En 2014, Susana a 15 ans. Plus ou moins autiste, elle affirme qu’elle est un garçon « parce qu’elle a vu sur YouTube des vidéos de personnes qui avaient changé de sexe et qui disaient que leur santé mentale s’était améliorée ».

Un psychologue « spécialisé dans le genre » donne aussitôt son feu vert à la « transition de genre ». La mère est étonnée mais le psychologue lui dit : « Si elle se sent comme un garçon, elle est un garçon. »

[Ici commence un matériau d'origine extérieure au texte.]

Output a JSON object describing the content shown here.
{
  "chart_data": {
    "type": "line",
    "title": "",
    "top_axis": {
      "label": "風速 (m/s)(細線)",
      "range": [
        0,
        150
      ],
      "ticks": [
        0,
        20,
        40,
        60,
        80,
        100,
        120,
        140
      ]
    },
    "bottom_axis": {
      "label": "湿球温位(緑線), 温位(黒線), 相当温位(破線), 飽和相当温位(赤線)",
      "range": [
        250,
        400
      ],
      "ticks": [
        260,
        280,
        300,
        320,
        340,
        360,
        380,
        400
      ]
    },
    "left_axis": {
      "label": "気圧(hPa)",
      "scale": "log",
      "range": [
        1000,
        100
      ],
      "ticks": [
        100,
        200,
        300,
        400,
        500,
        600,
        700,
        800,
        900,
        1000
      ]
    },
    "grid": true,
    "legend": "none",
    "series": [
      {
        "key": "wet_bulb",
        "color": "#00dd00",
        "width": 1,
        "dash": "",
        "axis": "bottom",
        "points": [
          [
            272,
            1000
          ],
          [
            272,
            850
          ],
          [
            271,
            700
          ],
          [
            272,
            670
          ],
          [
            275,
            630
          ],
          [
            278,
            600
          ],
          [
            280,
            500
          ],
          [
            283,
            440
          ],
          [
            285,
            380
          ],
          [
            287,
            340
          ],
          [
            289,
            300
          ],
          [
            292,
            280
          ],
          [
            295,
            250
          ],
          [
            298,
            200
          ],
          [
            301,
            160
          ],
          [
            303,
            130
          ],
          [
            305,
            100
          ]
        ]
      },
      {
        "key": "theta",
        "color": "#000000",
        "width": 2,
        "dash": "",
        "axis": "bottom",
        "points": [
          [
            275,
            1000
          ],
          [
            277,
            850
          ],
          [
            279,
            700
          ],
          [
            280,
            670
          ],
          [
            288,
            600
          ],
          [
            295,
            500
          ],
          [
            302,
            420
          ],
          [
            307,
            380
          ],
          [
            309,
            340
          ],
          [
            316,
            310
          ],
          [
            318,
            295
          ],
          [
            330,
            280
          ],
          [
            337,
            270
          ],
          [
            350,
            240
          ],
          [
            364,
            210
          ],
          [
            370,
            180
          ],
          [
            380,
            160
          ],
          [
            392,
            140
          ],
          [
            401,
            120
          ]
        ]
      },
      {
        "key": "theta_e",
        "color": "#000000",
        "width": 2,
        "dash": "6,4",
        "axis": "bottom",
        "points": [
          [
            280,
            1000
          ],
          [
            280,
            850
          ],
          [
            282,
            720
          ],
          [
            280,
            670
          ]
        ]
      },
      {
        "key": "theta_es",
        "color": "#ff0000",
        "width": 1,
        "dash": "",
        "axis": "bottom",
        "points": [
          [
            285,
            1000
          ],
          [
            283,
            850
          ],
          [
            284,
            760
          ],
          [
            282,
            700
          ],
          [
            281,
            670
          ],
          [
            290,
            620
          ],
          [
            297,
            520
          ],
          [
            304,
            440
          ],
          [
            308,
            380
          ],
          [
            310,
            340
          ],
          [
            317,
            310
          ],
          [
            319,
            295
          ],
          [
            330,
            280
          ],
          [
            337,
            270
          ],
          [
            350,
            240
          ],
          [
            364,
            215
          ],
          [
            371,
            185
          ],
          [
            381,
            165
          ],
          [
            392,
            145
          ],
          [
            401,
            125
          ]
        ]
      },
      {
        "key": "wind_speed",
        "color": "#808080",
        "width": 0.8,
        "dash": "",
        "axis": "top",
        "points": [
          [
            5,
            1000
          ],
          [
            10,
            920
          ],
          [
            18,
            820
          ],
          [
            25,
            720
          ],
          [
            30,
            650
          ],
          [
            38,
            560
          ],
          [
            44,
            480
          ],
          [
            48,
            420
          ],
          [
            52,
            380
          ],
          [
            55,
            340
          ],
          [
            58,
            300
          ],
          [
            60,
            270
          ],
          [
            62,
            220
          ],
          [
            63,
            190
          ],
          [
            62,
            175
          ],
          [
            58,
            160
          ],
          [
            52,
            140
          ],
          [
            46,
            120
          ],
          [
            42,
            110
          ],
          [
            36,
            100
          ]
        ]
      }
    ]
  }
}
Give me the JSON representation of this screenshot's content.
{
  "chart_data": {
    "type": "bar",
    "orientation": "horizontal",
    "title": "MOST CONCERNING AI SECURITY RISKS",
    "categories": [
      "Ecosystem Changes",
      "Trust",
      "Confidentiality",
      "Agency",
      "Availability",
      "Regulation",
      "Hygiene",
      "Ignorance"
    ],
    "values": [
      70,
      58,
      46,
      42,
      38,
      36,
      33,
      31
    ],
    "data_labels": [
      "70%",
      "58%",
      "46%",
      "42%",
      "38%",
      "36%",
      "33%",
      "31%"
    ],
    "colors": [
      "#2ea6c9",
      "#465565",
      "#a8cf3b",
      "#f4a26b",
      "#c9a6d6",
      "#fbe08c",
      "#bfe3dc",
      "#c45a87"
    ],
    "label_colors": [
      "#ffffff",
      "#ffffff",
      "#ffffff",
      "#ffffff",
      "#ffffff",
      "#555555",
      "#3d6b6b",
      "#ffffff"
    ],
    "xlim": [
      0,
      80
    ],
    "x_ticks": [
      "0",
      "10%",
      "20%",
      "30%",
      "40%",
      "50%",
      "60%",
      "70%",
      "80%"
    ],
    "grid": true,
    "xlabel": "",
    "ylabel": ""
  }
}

A 18 ans, elle devient officiellement Sebastian et se fait couper les seins. L’année suivante, comme elle a toujours ses règles malgré trois ans d’hormones, elle subit une ablation de l’utérus et des ovaires, sur les conseils des médecins…

Aujourd’hui elle se rend compte qu’elle a été manipulée et qu’on lui a « violé son âme », comme elle dit. Elle porte plainte contre le service de santé de Galice pour « diagnostic erroné de dysphorie de genre » et « absence de soutien psychologique ». C’est une première en Espagne, alors que vient d’être votée une loi qui facilite le « changement de genre » sur simple déclaration et le permet à partir de 14 ans.

Le service de santé de Galice affirme que « tous les protocoles ont été respectés ». Ces salauds devraient aller en prison. Mais ils seront sans doute acquittés, puisqu’une condamnation serait forcément le fait de juges transphobes, au lendemain de la loi qui veut accélérer la charcuterie de genre.